Verwarwoordenboek Vervolg (30)
Door Jan Renkema
In het Verwarwoordenboek worden zo’n 500 woordparen behandeld met vaak onduidelijke verschillen: afgunst-jaloezie, bloot-naakt, geliefd-populair, plaats-plek, enz. Talrijke lezers hebben woordparen aangedragen met het verzoek om ook die te behandelen. Vandaar deze wekelijkse rubriek.

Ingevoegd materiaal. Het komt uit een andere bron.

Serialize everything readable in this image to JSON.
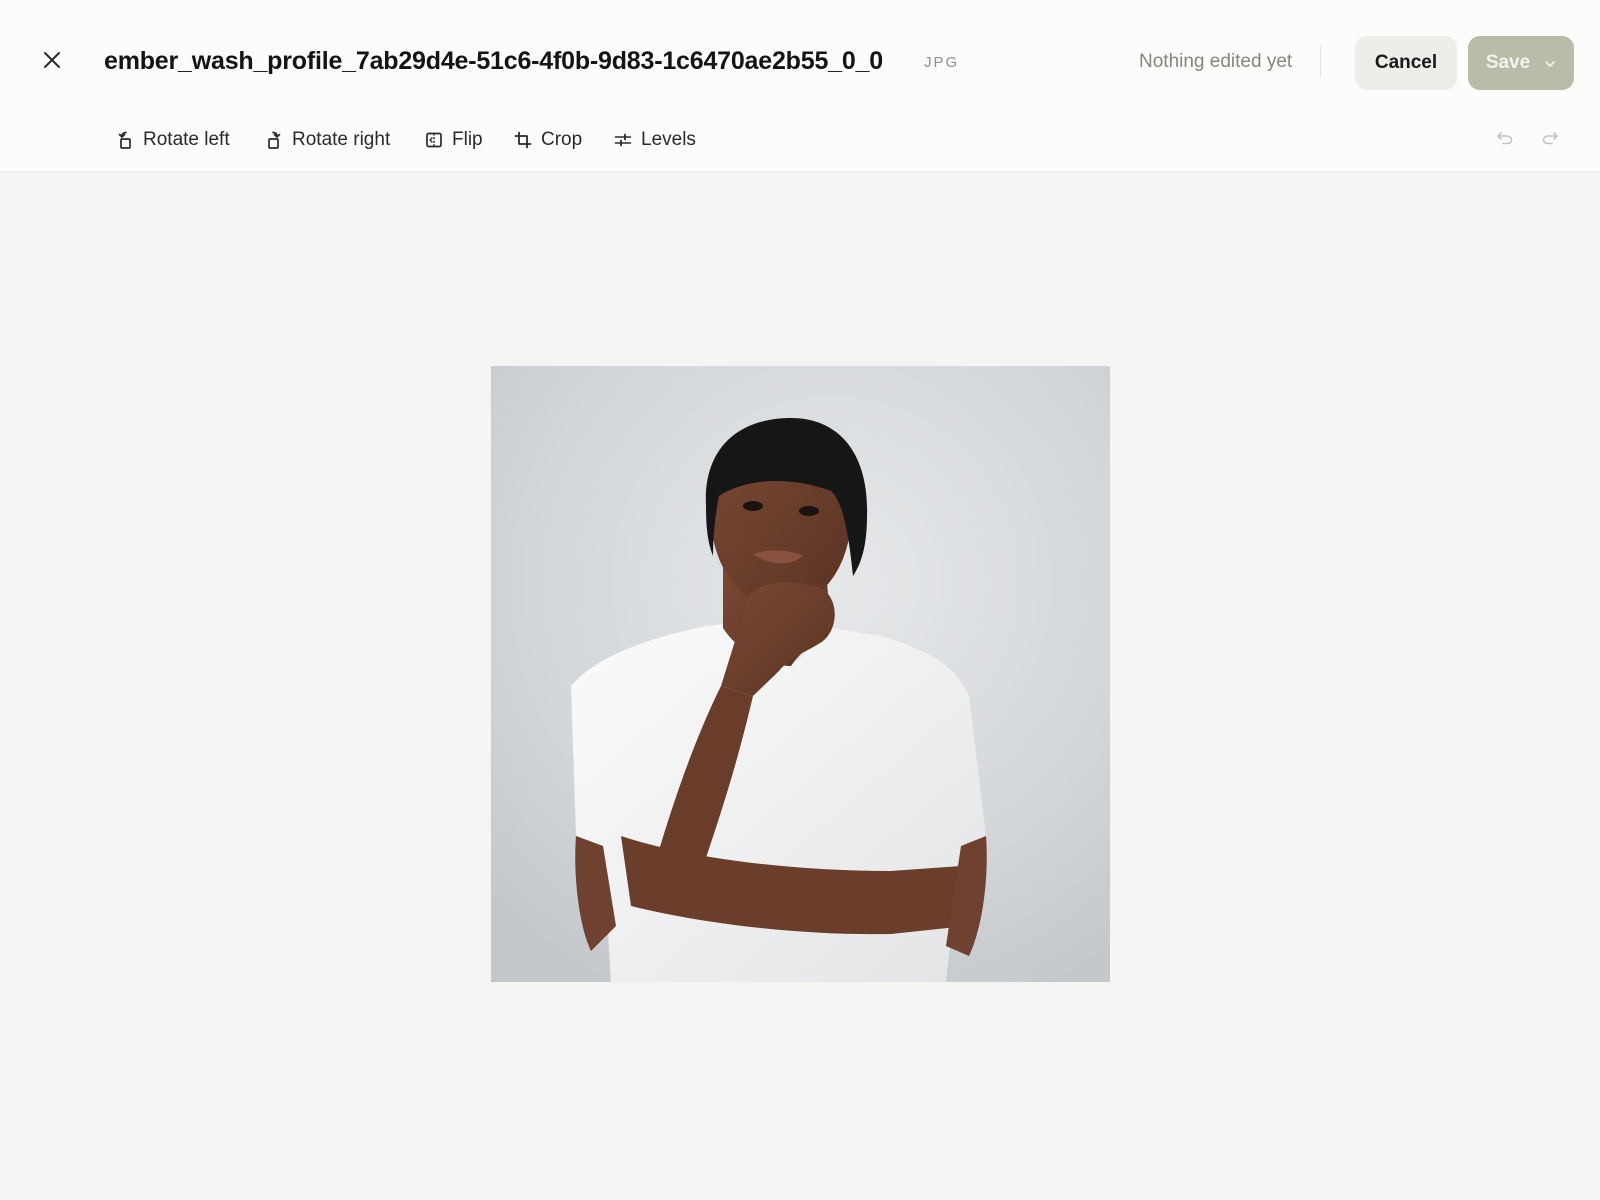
{
  "header": {
    "filename": "ember_wash_profile_7ab29d4e-51c6-4f0b-9d83-1c6470ae2b55_0_0",
    "file_type": "JPG",
    "edit_status": "Nothing edited yet",
    "cancel_label": "Cancel",
    "save_label": "Save"
  },
  "toolbar": {
    "rotate_left": "Rotate left",
    "rotate_right": "Rotate right",
    "flip": "Flip",
    "crop": "Crop",
    "levels": "Levels"
  },
  "icons": {
    "close": "close-icon",
    "rotate_left": "rotate-left-icon",
    "rotate_right": "rotate-right-icon",
    "flip": "flip-icon",
    "crop": "crop-icon",
    "levels": "sliders-icon",
    "undo": "undo-icon",
    "redo": "redo-icon",
    "save_menu": "chevron-down-icon"
  },
  "colors": {
    "save_disabled": "#b8bca8",
    "cancel_bg": "#ededea",
    "canvas_bg": "#f4f4f2"
  }
}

Mocht u ook een ‘verwarpaar’ behandeld willen zien, plaats dan een reactie onder deze rubriek. Kijkt u dan wel even op de website om te zien of de woorden al zijn opgenomen.
godsdienst / religie
De woorden worden veelal door elkaar gebruikt. Maar er is een subtiel betekenisverschil.
godsdienst levensbeschouwing die uitgaat van het bestaan van een of meer goden
In natuurgodsdiensten worden natuurverschijnselen als bovennatuurlijke verschijnselen vereerd.

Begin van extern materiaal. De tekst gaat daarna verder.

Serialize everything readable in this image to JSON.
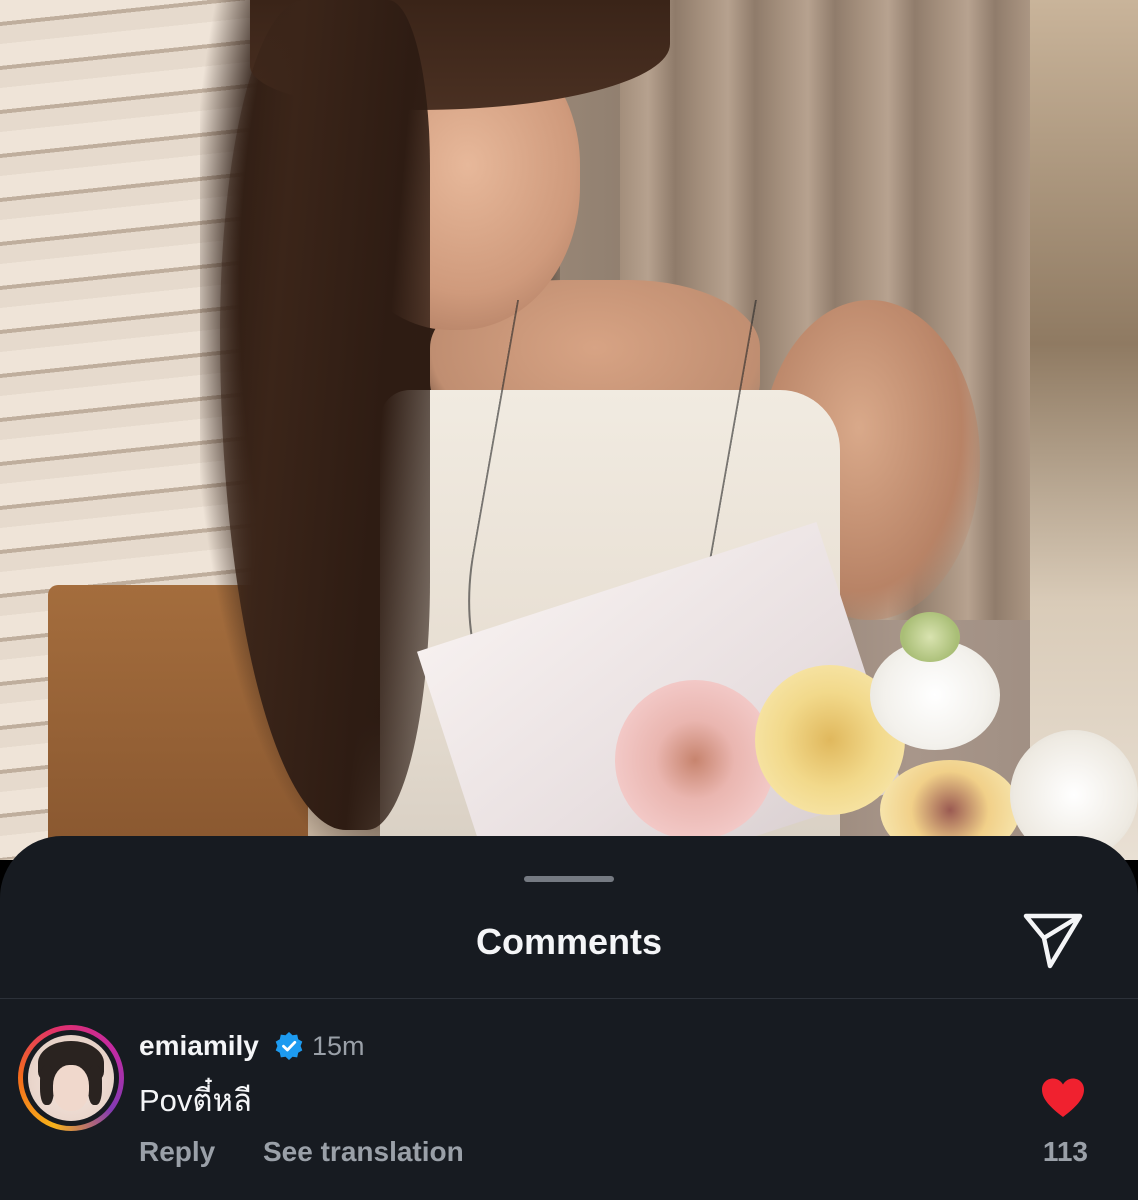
{
  "sheet": {
    "title": "Comments"
  },
  "icons": {
    "send": "send-icon",
    "verified": "verified-badge-icon",
    "like": "heart-filled-icon"
  },
  "colors": {
    "sheet_background": "#171b21",
    "like_red": "#f0212f",
    "verified_blue": "#1d9bf0",
    "secondary_text": "#9aa0a8"
  },
  "comment": {
    "username": "emiamily",
    "verified": true,
    "time": "15m",
    "text": "Povตี๋หลี",
    "reply_label": "Reply",
    "translate_label": "See translation",
    "liked": true,
    "like_count": "113"
  }
}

Veel mensen noemen zich wel religieus maar niet godsdienstig.
religie levensbeschouwing die de mens in verbinding ziet met het ‘hogere’ (God, goden, kosmos)
Kenners zeggen dat het hindoeïsme een godsdienst is en het boeddhisme een religie.
Het humanisme is geen godsdienst of religie, zoals het christendom of het boeddhisme, maar een levensbeschouwing die de menselijke waardigheid centraal stelt.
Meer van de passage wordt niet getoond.